Namespaces *should* be able to have the same names so long as they
have different parents, so Foo::Bar::Baz should be a different
namespace than Bar::Baz (See TT #1492 for a bug that really prevents
this behavior).

Multiple classes should be able to have the same short name so long as
they correspond to different namespaces.

On first blush, I suggest it should be an error to load in a namespace
with the same fully-qualified name as an existing namespace. A little
more flexibly, Maybe there should be an option to merge namespaces
with the same names (in the case of a class that is defined across
multiple files), and maybe an option to append all loaded namespaces
into a specified parent namespace.

Most libraries and compilers should be defining their own top-level
"HLL" namespace to avoid collision anyway.

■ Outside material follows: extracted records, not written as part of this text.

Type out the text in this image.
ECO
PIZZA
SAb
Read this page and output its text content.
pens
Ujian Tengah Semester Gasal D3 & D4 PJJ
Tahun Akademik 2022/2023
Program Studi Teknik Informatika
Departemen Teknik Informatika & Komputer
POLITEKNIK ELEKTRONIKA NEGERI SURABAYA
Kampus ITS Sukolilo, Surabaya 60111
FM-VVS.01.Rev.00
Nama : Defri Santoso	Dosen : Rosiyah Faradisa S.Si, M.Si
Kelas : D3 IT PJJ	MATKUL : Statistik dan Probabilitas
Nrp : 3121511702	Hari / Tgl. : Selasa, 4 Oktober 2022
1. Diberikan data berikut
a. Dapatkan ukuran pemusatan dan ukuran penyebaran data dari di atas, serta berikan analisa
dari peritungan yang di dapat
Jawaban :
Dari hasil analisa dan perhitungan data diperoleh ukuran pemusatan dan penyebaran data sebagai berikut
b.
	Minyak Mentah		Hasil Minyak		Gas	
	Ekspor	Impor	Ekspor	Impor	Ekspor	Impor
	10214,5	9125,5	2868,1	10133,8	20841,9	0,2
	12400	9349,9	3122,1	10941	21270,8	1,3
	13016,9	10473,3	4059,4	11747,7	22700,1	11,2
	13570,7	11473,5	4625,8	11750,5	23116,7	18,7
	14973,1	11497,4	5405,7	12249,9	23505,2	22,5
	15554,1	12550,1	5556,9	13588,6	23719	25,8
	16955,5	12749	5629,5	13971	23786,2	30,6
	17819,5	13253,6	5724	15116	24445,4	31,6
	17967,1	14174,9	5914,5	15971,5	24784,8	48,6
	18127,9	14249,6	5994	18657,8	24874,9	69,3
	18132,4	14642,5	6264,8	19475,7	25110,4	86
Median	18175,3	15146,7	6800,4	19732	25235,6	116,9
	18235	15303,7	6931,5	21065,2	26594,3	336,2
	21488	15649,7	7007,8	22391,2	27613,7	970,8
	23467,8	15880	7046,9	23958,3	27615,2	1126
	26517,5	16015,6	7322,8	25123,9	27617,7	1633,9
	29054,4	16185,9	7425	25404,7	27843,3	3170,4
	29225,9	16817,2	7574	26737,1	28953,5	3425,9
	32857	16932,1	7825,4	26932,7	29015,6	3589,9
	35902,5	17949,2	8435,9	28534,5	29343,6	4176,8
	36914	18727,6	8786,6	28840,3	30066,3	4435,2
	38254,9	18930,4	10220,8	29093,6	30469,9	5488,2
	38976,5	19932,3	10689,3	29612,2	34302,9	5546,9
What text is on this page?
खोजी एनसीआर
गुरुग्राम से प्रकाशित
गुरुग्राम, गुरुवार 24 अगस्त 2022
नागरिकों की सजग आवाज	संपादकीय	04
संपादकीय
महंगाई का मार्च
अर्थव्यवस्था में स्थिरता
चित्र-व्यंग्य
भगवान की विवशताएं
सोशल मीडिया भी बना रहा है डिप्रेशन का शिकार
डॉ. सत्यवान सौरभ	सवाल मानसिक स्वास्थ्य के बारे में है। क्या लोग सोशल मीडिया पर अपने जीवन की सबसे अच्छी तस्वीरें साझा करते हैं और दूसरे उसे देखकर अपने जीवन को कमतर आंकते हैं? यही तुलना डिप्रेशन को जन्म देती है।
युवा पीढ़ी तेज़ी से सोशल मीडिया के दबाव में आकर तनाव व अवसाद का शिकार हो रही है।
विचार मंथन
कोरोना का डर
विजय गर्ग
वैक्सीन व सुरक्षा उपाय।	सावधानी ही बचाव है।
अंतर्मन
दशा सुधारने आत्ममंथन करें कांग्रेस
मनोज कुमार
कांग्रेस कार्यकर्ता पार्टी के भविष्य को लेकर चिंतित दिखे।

In any case, loading a namespace and causing a collision should be an
error, and I think silently thawing classes into anonymous classes is
the wrong solution.

--Andrew Whitworth



On Tue, Mar 9, 2010 at 11:06 PM, Peter Lobsinger <[email protected]> wrote:
> Hi,
>
> Working on tt1015 I've run into some snags.
>
> Is the namespace of a class a property of the class? I'm pretty sure
> it is, but it leads to questions I don't know how to answer.
>
> Can there be more than one class that has the same namespace even if
> looking up a class using this namespace returns only one, or possibly
> none, of these?
>
> If classes have their namespaces and are unique per namespace, if I
> clone a class, I should get the exact same class back, right? If I
> clone, I want an object that has all the same properties, but there's
> only one class tobject that can have this namespace.
>
> If classes have their namespaces and aren't unique, I should get back
> a copy with the same namespace, correct?
>
> We have a test that says clones should be anonymous, but this doesn't
> quite make sense to me from either perspective. The only way I can see
> this making sense is if classes don't have their names, but I'm pretty
> sure that's not the case.
>
> In the current system, if you freeze a class and thaw it in a new
> parrot that has not loaded this class, it will install itself in its
> namespace. If there's already a class loaded in that namespace, it
> won't. But if the class is not loaded but its parent is, the parent
> will be anonymous (and separate from the already loaded class), but
> the child will be installed in its namespace. This could be confusing,
> for example, when monkey patching.
>
> I just can't see how that is right. Either classes are unique
> per-name, in which case the child should reference the official
> version of the parent class, or classes aren't unique, in which case,
> it should be perfectly normal to have a class not be in its namespace
> and classes shouldn't be put into their namespaces automatically on
> thaw.
>
> BTW,  the tt1015 branch is based on the assumption that clone(x) =
> thaw(freeze(x)). If this shouldn't be true, I would very much
> appreciate an explanation as to why.